Jurors may believe that Mr. Massingill thought he had enough room to pull into the right lane beside Mr. Johnson, but jurors also reasonably may infer from this evidence that Mr. Massingill knew he did not have enough space to turn beside Mr. Johnson because his first solution to his predicament was to back up, and his second solution required hm to pull onto a curb to try to get into the right lane beside Mr. Johnson. Mr. Massingill argues that, at most, he “inadvertently caused this accident by misjudging the space he had to turn onto Avenue W and clear the intersection.” (Doc. 86, p. 13). The evidence viewed in the light most favorable to Mr. Johnson permits a jury to find that Mr. Massingill acted with a reckless disregard for Mr. Johnson’s safety.2

Conclusion
*4 For the reasons above, the Court denies Mr. Massingill’s partial motion for summary judgment on Mr. Johnson’s wantonness claims against him.

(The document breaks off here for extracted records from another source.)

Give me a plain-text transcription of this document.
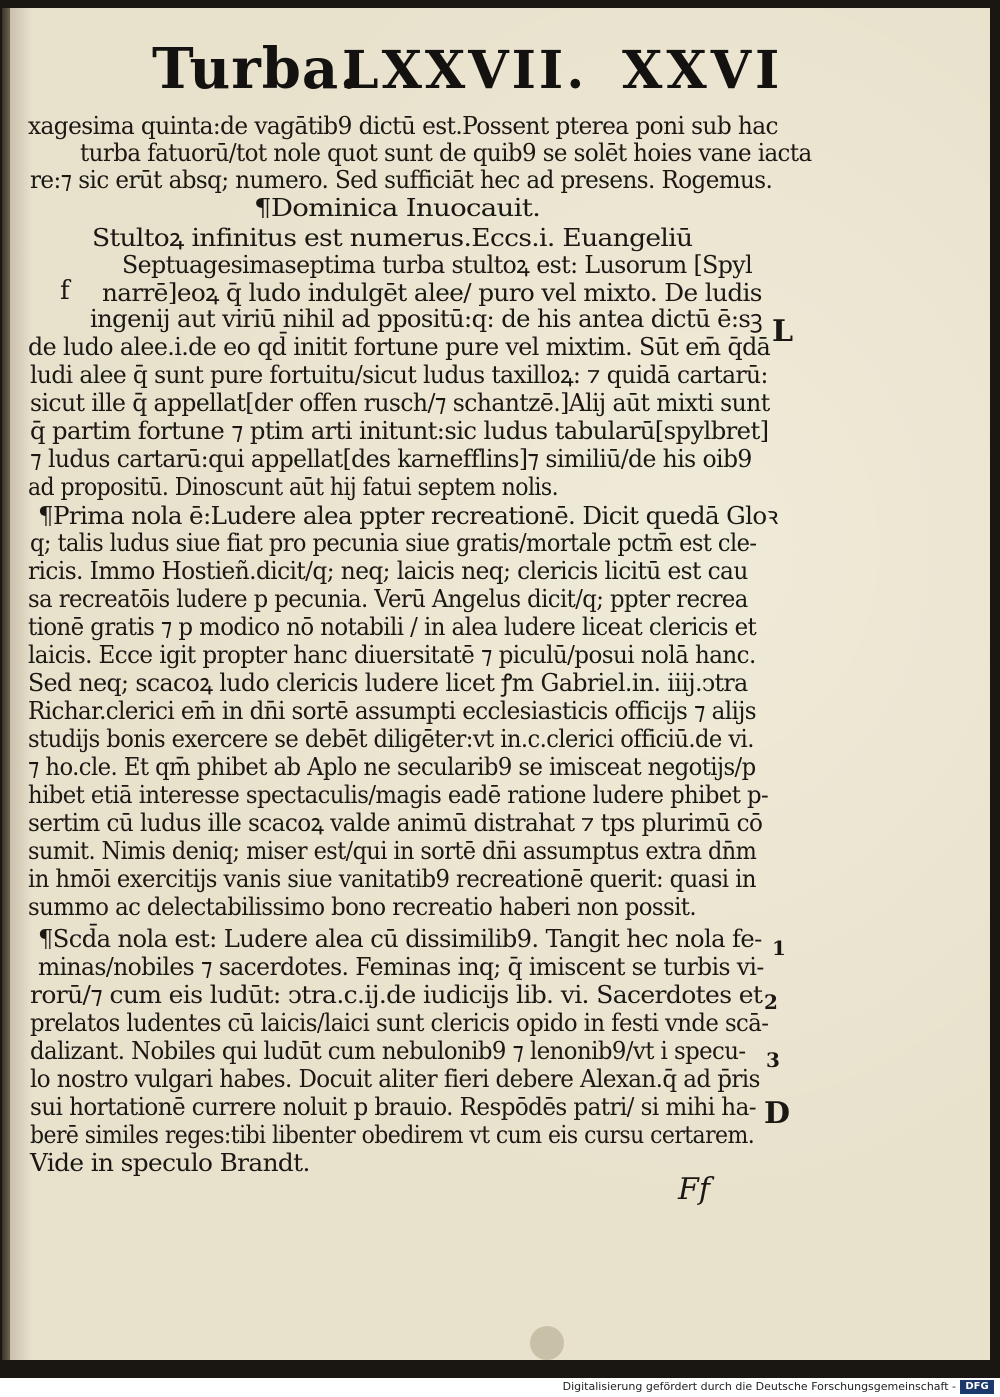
Turba.
LXXVII. XXVI
xagesima quinta:de vagātib9 dictū est.Possent pterea poni sub hac
turba fatuorū/tot nole quot sunt de quib9 se solēt hoies vane iacta
re:⁊ sic erūt absq; numero. Sed sufficiāt hec ad presens. Rogemus.
¶Dominica Inuocauit.
Stultoꝝ infinitus est numerus.Eccs.i. Euangeliū
Septuagesimaseptima turba stultoꝝ est: Lusorum [Spyl
narrē]eoꝝ q̄ ludo indulgēt alee/ puro vel mixto. De ludis
ingenij aut viriū nihil ad ppositū:q: de his antea dictū ē:sꝫ
de ludo alee.i.de eo qd̄ initit fortune pure vel mixtim. Sūt em̄ q̄dā
ludi alee q̄ sunt pure fortuitu/sicut ludus taxilloꝝ: ⁊ quidā cartarū:
sicut ille q̄ appellat[der offen rusch/⁊ schantzē.]Alij aūt mixti sunt
q̄ partim fortune ⁊ ptim arti initunt:sic ludus tabularū[spylbret]
⁊ ludus cartarū:qui appellat[des karnefflins]⁊ similiū/de his oib9
ad propositū. Dinoscunt aūt hij fatui septem nolis.
¶Prima nola ē:Ludere alea ppter recreationē. Dicit quedā Gloꝛ
q; talis ludus siue fiat pro pecunia siue gratis/mortale pctm̄ est cle-
ricis. Immo Hostieñ.dicit/q; neq; laicis neq; clericis licitū est cau
sa recreatōis ludere p pecunia. Verū Angelus dicit/q; ppter recrea
tionē gratis ⁊ p modico nō notabili / in alea ludere liceat clericis et
laicis. Ecce igit propter hanc diuersitatē ⁊ piculū/posui nolā hanc.
Sed neq; scacoꝝ ludo clericis ludere licet ꝭm Gabriel.in. iiij.ↄtra
Richar.clerici em̄ in dn̄i sortē assumpti ecclesiasticis officijs ⁊ alijs
studijs bonis exercere se debēt diligēter:vt in.c.clerici officiū.de vi.
⁊ ho.cle. Et qm̄ phibet ab Aplo ne secularib9 se imisceat negotijs/p
hibet etiā interesse spectaculis/magis eadē ratione ludere phibet p-
sertim cū ludus ille scacoꝝ valde animū distrahat ⁊ tps plurimū cō
sumit. Nimis deniq; miser est/qui in sortē dn̄i assumptus extra dn̄m
in hmōi exercitijs vanis siue vanitatib9 recreationē querit: quasi in
summo ac delectabilissimo bono recreatio haberi non possit.
¶Scd̄a nola est: Ludere alea cū dissimilib9. Tangit hec nola fe-
minas/nobiles ⁊ sacerdotes. Feminas inq; q̄ imiscent se turbis vi-
rorū/⁊ cum eis ludūt: ↄtra.c.ij.de iudicijs lib. vi. Sacerdotes et
prelatos ludentes cū laicis/laici sunt clericis opido in festi vnde scā-
dalizant. Nobiles qui ludūt cum nebulonib9 ⁊ lenonib9/vt i specu-
lo nostro vulgari habes. Docuit aliter fieri debere Alexan.q̄ ad p̄ris
sui hortationē currere noluit p brauio. Respōdēs patri/ si mihi ha-
berē similes reges:tibi libenter obedirem vt cum eis cursu certarem.
Vide in speculo Brandt.
f
L
1
2
3
D
Ff
Digitalisierung gefördert durch die Deutsche Forschungsgemeinschaft - DFG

DONE and ORDERED this April 8, 2021.

MADELINE HUGHES HAIKALA

UNITED STATES DISTRICT JUDGE
All Citations
Slip Copy, 2021 WL 1320500

Footnotes

1
Mr. Massingill had read the ABF handbook cover to cover. (Doc. 53-1, p. 73).

2
Mr. Massingill argues that the Alabama Supreme Court’s decision in Ex parte Essary, 992 So. 2d 5 (Ala. 2007), entitles him to judgment. (Doc. 86, p. 10). In Ex parte Essary, the Alabama Supreme Court concluded that an automobile driver who attempted to cross an intersection between two moving vehicles did not consciously engage in conduct that was likely to, or would probably, result in injury. 992 So. 2d at 12. The driver’s “negligent failure to exercise good judgment” did not rise “to a wanton act constituting reckless indifference to a known danger likely to inflict injury.” Ex parte Essary, 992 So. 2d at 12. Relying on its decision in Wilson v. Cuevas, 420 So. 2d 62 (Ala. 1982), the Alabama Supreme Court in Essary found that the driver simply made an error in judgment, and the driver’s mistake could not constitute wanton conduct. 992 So. 2d at 12. The primary threat is Essary was to the driver himself, not to others. Our facts are different. Mr. Massingill had a commercial driver’s license and was operating a tractor trailer, not a car. (Doc. 53-1, p. 10). To maintain his commercial license, he had to comply with federal regulations. He also had to abide by his employer’s safety requirements. Both the regulations and ABF’s safety rules are designed to protect other drivers, and both prohibited Mr. Massingill from entering the intersection when he knew that the truck he was following would have to stop just beyond the intersection. In Wilson, the Alabama Supreme Court concluded that while the driver’s conduct in that case in pulling into an intersection did not rise to the level of wantonness, “under other circumstances, [the conduct] could constitute wantonness….” Wilson, 420 So. 2d at 64. The Alabama Supreme Court also noted that “[c]oncerning wantonness…‘[e]ach case is bound by its material facts.’ ” Wilson, 420 So. 2d at 64 (quoting Simon v. Goodman, 13 So. 2d 679, 680 (Ala. 1943)). The facts of this case present a jury question concerning Mr. Massingill’s alleged wanton conduct.